Bela kapımıza dayanmadan uyanamıyoruz
15 Temmuz’da Pensilvanya çapulcularının bütün Türkiye’ye yaşattığı kabus gecesi gösterdi ki bu adamların hiç şakası yok. Çünkü aklı ve mantığı yok. O zat bu çetelerin beynine nasıl bir mistik zehir zerkettiyse, bu zehirli şakirtler adeta bir şarhoşluk içinde sivillere rastgele ateş açabiliyor, demokrasinin kalbi olan parlamentoyu bombalayabiliyorlar.
Evet darbe bir insanlık suçudur, cuntacılar da acımasızdır. Ancak sonuç itibariyle darbecilerin birincil hedefi siyasi iktidarlardır. Dolayısıyla Cuma gecesi afyon yutmuş Haşhaşilere bu cuntacıların sergilediği görüntüler, Fransa’da kamyonla insanları biçen IŞİD manyaklarına benziyor.
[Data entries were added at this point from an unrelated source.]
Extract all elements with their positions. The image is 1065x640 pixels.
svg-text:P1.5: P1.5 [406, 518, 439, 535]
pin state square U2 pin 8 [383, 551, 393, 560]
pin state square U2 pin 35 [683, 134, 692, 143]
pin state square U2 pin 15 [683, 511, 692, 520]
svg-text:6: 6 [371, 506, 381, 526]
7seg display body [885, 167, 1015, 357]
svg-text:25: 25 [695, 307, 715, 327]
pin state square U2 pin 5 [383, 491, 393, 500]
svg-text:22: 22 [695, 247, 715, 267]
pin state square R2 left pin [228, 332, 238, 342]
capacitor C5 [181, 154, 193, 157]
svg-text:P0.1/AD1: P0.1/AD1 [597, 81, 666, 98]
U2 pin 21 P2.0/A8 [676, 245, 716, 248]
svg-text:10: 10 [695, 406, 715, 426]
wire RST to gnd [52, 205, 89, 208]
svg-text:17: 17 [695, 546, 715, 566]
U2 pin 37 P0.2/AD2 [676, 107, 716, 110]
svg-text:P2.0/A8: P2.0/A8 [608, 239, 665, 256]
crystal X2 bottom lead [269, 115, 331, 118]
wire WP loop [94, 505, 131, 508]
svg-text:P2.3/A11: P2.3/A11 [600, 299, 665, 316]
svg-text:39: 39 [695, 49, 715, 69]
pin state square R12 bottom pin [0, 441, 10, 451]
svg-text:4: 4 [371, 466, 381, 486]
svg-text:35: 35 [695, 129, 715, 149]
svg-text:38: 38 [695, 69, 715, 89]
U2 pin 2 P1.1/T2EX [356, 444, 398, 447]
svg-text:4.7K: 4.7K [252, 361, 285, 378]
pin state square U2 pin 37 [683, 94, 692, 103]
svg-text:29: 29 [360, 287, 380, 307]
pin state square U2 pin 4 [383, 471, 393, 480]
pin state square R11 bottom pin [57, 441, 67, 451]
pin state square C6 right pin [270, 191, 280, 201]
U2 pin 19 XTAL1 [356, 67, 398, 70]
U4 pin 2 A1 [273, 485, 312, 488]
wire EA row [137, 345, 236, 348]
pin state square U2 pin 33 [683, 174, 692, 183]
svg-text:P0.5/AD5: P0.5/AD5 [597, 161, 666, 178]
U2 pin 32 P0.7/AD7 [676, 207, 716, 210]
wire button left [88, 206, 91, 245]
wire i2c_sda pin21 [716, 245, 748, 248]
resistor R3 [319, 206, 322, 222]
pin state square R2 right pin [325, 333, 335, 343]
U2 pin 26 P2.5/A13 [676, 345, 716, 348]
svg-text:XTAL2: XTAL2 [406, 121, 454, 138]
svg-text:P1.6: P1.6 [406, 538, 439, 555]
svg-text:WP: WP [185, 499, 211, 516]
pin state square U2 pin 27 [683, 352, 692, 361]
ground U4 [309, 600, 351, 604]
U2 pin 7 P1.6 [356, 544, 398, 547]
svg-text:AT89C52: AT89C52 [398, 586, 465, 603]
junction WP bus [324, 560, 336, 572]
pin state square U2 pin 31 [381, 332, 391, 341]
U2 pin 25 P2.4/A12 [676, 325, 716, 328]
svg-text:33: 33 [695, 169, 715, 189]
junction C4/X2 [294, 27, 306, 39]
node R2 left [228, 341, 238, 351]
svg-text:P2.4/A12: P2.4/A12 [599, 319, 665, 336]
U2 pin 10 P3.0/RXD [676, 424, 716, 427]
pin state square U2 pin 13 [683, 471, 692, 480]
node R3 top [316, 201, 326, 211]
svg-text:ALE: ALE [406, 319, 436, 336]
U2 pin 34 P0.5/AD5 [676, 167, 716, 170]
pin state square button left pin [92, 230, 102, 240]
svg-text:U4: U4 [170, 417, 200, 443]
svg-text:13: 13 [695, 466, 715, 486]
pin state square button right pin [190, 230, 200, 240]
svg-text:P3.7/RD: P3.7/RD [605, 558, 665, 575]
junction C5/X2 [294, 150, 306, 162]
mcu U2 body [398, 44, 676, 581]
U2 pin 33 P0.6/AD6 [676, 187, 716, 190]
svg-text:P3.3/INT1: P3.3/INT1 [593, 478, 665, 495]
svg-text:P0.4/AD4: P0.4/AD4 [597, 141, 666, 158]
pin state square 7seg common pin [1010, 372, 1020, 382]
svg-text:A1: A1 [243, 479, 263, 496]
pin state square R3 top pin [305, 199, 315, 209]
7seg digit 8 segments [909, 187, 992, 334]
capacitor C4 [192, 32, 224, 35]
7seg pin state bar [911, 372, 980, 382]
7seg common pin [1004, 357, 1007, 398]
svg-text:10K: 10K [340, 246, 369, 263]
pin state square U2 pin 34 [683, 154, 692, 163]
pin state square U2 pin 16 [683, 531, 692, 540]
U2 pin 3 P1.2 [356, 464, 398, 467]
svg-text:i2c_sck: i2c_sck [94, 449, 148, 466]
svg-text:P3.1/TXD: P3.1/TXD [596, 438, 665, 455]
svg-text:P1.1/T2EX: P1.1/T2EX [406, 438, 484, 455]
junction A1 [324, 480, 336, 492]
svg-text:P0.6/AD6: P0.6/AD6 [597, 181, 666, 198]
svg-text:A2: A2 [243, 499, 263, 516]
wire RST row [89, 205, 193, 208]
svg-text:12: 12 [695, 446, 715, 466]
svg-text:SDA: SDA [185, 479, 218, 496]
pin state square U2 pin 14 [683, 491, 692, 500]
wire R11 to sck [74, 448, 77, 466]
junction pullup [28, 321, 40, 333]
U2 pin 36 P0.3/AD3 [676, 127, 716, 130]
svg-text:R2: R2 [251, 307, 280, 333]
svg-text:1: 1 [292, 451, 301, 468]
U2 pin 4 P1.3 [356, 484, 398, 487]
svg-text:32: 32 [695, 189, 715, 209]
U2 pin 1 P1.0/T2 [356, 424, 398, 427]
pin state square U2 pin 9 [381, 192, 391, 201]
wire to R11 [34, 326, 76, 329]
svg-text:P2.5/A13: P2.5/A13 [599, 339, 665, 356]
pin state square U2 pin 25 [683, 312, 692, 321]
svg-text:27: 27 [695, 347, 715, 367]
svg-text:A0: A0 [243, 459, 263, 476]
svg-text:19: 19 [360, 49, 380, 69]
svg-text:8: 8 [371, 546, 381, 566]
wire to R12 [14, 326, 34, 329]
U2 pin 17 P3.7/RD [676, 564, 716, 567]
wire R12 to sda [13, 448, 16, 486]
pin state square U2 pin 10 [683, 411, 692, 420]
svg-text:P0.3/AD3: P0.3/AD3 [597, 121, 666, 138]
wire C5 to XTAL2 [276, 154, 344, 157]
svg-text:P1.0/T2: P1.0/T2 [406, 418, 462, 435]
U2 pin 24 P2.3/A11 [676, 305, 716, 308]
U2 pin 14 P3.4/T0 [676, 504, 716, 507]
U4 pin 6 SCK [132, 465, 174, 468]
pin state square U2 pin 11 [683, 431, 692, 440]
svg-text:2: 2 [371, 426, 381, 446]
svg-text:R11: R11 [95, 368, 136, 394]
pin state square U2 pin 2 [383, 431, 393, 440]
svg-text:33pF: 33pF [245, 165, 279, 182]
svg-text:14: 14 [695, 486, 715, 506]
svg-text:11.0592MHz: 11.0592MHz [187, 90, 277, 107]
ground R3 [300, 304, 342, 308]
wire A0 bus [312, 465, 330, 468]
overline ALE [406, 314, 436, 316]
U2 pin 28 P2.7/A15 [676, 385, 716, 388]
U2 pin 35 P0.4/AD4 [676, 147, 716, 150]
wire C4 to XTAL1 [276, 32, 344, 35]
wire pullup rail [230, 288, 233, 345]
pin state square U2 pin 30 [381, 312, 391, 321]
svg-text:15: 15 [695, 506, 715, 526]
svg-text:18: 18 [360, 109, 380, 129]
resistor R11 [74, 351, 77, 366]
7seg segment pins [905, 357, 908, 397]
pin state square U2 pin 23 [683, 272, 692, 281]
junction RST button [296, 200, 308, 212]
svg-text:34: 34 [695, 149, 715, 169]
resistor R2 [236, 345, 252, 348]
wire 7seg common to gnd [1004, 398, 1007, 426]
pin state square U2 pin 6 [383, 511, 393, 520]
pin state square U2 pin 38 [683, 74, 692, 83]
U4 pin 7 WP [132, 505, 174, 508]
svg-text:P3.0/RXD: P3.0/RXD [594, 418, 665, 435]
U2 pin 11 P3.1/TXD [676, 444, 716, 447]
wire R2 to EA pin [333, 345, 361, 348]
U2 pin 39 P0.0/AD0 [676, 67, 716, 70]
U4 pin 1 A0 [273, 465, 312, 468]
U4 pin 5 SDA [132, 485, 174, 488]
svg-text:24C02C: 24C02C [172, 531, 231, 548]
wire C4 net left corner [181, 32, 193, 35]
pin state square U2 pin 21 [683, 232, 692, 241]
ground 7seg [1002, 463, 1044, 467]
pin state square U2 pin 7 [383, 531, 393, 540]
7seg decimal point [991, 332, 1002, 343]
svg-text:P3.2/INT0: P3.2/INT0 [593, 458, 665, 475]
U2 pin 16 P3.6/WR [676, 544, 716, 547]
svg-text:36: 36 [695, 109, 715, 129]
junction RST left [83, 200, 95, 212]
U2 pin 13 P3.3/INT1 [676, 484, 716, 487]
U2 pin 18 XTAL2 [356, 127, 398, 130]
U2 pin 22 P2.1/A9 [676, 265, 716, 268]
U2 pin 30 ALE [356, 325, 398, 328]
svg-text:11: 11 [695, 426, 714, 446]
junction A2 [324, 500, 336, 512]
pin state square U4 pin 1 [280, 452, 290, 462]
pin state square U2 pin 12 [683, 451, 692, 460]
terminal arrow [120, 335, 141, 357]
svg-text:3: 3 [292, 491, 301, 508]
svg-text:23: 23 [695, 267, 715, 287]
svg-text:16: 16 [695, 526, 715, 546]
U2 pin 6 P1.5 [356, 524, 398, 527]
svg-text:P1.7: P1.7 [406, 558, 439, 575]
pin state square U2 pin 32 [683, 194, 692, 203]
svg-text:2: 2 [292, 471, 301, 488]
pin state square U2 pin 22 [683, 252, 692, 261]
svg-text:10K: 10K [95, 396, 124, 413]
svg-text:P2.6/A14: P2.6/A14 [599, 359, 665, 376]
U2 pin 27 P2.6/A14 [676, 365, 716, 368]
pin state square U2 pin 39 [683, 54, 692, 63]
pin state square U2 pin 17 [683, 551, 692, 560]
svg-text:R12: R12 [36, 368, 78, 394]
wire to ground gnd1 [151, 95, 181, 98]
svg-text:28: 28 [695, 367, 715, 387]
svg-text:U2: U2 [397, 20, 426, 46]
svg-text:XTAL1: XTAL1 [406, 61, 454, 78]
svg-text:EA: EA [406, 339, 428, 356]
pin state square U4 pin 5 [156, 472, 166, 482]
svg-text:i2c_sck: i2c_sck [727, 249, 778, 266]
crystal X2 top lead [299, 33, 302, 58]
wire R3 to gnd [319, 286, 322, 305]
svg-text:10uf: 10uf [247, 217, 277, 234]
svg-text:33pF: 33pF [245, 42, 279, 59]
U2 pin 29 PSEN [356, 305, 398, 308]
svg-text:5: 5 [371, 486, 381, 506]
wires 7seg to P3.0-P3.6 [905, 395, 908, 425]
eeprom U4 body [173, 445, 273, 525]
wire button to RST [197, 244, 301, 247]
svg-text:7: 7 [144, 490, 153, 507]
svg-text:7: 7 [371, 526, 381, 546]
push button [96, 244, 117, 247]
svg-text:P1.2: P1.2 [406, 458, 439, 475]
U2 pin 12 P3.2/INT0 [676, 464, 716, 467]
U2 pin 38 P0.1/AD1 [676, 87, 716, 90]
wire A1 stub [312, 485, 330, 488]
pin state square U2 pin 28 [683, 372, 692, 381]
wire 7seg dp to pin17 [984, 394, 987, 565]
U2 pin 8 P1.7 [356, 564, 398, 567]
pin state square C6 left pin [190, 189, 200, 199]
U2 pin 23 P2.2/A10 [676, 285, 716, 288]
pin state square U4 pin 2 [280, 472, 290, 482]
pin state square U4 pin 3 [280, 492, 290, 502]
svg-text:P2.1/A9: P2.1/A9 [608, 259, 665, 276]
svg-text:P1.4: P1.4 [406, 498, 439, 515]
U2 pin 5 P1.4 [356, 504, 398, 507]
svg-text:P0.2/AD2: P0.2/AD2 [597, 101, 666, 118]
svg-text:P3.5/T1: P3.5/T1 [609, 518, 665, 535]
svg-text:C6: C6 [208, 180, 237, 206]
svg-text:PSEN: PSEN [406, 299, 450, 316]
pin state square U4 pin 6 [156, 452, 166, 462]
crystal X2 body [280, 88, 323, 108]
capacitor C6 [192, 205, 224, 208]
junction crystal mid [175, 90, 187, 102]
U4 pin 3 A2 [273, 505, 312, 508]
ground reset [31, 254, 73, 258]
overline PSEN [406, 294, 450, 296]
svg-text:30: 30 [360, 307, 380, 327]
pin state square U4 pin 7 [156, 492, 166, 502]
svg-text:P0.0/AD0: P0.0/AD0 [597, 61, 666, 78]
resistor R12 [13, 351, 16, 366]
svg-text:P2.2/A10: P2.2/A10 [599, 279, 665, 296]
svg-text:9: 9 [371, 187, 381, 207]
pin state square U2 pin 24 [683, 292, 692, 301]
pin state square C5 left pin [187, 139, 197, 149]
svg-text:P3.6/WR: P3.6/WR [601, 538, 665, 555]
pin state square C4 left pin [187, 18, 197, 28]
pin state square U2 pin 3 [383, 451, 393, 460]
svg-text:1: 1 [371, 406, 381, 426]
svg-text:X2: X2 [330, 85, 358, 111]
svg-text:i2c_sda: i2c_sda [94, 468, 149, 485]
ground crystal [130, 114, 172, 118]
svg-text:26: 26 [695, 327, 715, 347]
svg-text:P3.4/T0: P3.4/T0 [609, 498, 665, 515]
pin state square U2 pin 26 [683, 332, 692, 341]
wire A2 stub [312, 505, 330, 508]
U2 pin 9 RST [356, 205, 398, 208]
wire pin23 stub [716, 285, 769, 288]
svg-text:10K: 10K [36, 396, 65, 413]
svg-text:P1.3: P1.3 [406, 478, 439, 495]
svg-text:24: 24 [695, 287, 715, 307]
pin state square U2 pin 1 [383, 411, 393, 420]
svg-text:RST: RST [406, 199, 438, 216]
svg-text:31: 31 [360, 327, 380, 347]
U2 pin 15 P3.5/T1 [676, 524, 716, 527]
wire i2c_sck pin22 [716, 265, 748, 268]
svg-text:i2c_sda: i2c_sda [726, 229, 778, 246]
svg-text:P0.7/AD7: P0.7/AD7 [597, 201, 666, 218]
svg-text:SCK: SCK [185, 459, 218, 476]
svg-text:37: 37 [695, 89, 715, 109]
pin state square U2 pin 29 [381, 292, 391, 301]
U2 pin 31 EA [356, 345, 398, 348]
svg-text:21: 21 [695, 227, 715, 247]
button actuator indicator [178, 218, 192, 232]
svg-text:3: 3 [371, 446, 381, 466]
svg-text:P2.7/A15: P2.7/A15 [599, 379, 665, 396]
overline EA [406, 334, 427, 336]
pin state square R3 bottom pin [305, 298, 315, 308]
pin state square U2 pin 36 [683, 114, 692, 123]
Yaklaşık üç yıldır devletin içine sızan bu Haşhaşi çetelere karşı aktif bir mücadele yürütülüyor. Ancak nedense bela kapımıza dayanmadan esasa ilişkin bitirici hamleyi bir türlü yapamıyoruz.
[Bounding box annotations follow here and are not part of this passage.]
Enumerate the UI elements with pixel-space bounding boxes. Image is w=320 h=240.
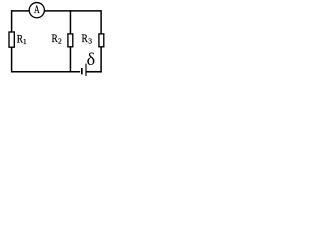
wire top-middle segment (ammeter to node of R2 branch) [44,10,70,12]
svg-text:2: 2 [58,37,62,46]
resistor R1 box [9,32,14,47]
svg-text:R: R [52,33,58,45]
svg-text:A: A [34,4,40,17]
battery BT1 long thin plate (positive) [85,64,87,76]
wire bottom segment right (battery to corner) [87,71,102,73]
svg-text:3: 3 [88,37,92,46]
wire top-right segment (node to top-right corner) [70,10,101,12]
wire right branch lower [100,47,102,73]
wire top-left segment (corner to ammeter) [12,10,30,12]
ammeter U1 circle [29,3,44,18]
resistor R3 box [99,34,104,47]
wire middle branch lower [69,47,71,73]
wire right branch upper [100,10,102,34]
svg-text:1: 1 [23,37,27,46]
resistor R2 box [68,34,73,47]
svg-text:δ: δ [87,49,95,69]
wire left branch lower [11,47,13,72]
wire bottom segment left (corner to battery) [12,71,81,73]
wire left branch upper [11,10,13,32]
wire middle branch upper [69,10,71,34]
svg-text:R: R [82,33,88,45]
battery BT1 short thick plate (negative) [81,68,83,74]
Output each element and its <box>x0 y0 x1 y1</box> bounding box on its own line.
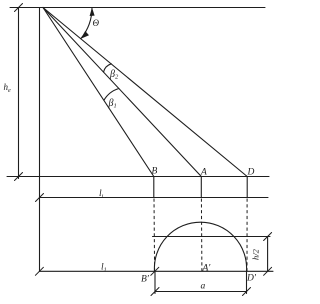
dashed projection line A to A' <box>200 199 203 272</box>
tick at B' on bottom line <box>151 267 159 275</box>
top horizon line <box>10 7 265 9</box>
left vertical extension line h <box>18 8 20 179</box>
tick at left end of a line <box>151 288 159 296</box>
extension line below B' <box>154 271 156 293</box>
extension segment B to l_i line <box>153 177 155 198</box>
arrowhead theta arc top <box>90 8 95 17</box>
dashed projection line D to D' <box>246 199 248 272</box>
bottom base line through B' A' D' <box>39 270 273 272</box>
svg-text:B: B <box>152 167 158 177</box>
svg-text:A′: A′ <box>202 264 212 274</box>
tick at left end of bottom line <box>35 267 43 275</box>
main vertical line under apex <box>39 8 41 272</box>
vertical dimension line h/2 <box>267 237 269 272</box>
tick at bottom of h/2 line <box>264 267 272 275</box>
ray from apex to A <box>43 8 201 177</box>
chord line at curve half height <box>153 236 271 238</box>
tick at bottom of h dimension <box>15 173 23 181</box>
beta1 angle arc <box>104 89 119 101</box>
tick at left end of l_i line <box>36 194 44 202</box>
svg-text:D′: D′ <box>246 274 257 284</box>
svg-text:A: A <box>200 168 207 178</box>
svg-text:B′: B′ <box>141 275 150 285</box>
svg-text:Θ: Θ <box>93 18 100 28</box>
tick at top of h/2 line <box>264 233 272 241</box>
signal hump curve B' A' D' <box>154 222 246 271</box>
ray from apex to D <box>43 8 247 177</box>
extension segment D to l_i line <box>246 177 248 198</box>
svg-text:a: a <box>201 282 206 292</box>
dimension line l_i <box>40 197 269 199</box>
tick at top of h dimension <box>15 4 23 12</box>
svg-text:h/2: h/2 <box>251 248 261 260</box>
tick at right end of a line <box>243 288 251 296</box>
beta2 angle arc <box>104 64 112 72</box>
extension segment A to l_i line <box>200 177 202 198</box>
ray from apex to B <box>43 8 154 177</box>
extension line below D' <box>246 271 248 293</box>
arrowhead theta arc bottom <box>81 31 89 39</box>
dimension line a <box>155 291 247 293</box>
dashed projection line B to B' <box>153 199 156 272</box>
svg-text:D: D <box>247 168 255 178</box>
theta angle arc <box>81 8 92 39</box>
ground line through B A D <box>7 176 269 178</box>
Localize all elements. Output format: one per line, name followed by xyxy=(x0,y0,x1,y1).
Aslında 17-25 Aralık’ta yaşadığımız felaket, bu çetenin doğrudan ülkenin demokrasisine, millet iradesine düşman olduğunu çok ‘yakın tehlike’ olarak görmüş ve hiç zaman kaybetmeden devlet aklının stratejik hamlelerle kararlı bir mücadele başlatması gerektiğine inanmıştık.
Evet, özellikle devletteki sivil kadrolar anlamında mücadele başlatıldı ve bu süre içerisinde hiç küçümsenmeyecek bir mesafe de alındı. Ancak emniyetteki temizliği bir tarafa bıraktığımızda bugüne kadar çok da dişe dokunur bir tasfiye yapıldığını söylemek biraz zor. Hatta zaman zaman mücadeleyi sulandıracak bir takım operasyonların yapıldığını söylemek bile mümkün. Bu arada yargıda ele başı niteliğindeki bazı isimlerin yurt dışına kaçtığını da bir tarafa not edelim.
***
Oysa ordudaki paralel yapılanmanın çok daha derinlikli olduğu ve buradaki silahlı çeteleşmenin demokrasi açısından büyük bir risk oluşturduğu herkesin malumuydu. Belki ordunun hassasiyeti de dikkate alınarak uygun bir zamanlama planı yapılıyordu denilebilir, ama 2013’ten bu yana geçen zaman dikkate alındığında her geçen gün tehlikenin daha da derinleştiği bir gerçekti.
Hafızalarımızı tazelemekte yarar var; 27 Haziran 2014 yılında benim de yayın yönetmenliğini yaptığım Akşam gazetesinde ‘Karargahta 40 paralel paşa’ manşetiyle bir haber yayınlamıştık.
***
Haberde çok net ifadelerle, “Derin örgüte hizmet eden paşaların, 20’si ‘tuğgeneral’ ve 5’i bölge komutanı. 7’si ‘tuğamiral’, diğerleri ‘tümgeneral’ ve ‘tümamiral’ düzeyinde. Özel ekibin ulaştığı en sarsıcı gerçek, çok önemli bir kuvvet komutanının paralel yapıyla çok yönlü işbirliği içinde olduğu” ifadesine yer verilmişti. Hatta hiç unutmuyorum bu haber yüzünden gazetenin sahibiyle de ciddi bir kriz yaşamıştık. Zira bu manşet o gün jet hızıyla Genelkurmay Başkanlığı, cumhurbaşkanlığı ve başbakanlık tarafından çok net bir şekilde yalanlanmıştı.
Oysa haber doğruydu ama derdimizi kimseye anlatamamıştık. 15 Temmuz gecesi yaşadıklarımız haberi doğruladı ama, keşke o gün düğmeye basılabilseydi ve bu acıları hiç yaşamasaydık.
Cuma gecesi yaşadığımız kabus hepimize bir gerçeği öğretti ki, uğruna mücadele edilmeden demokrasi asla hak edilmiyormuş.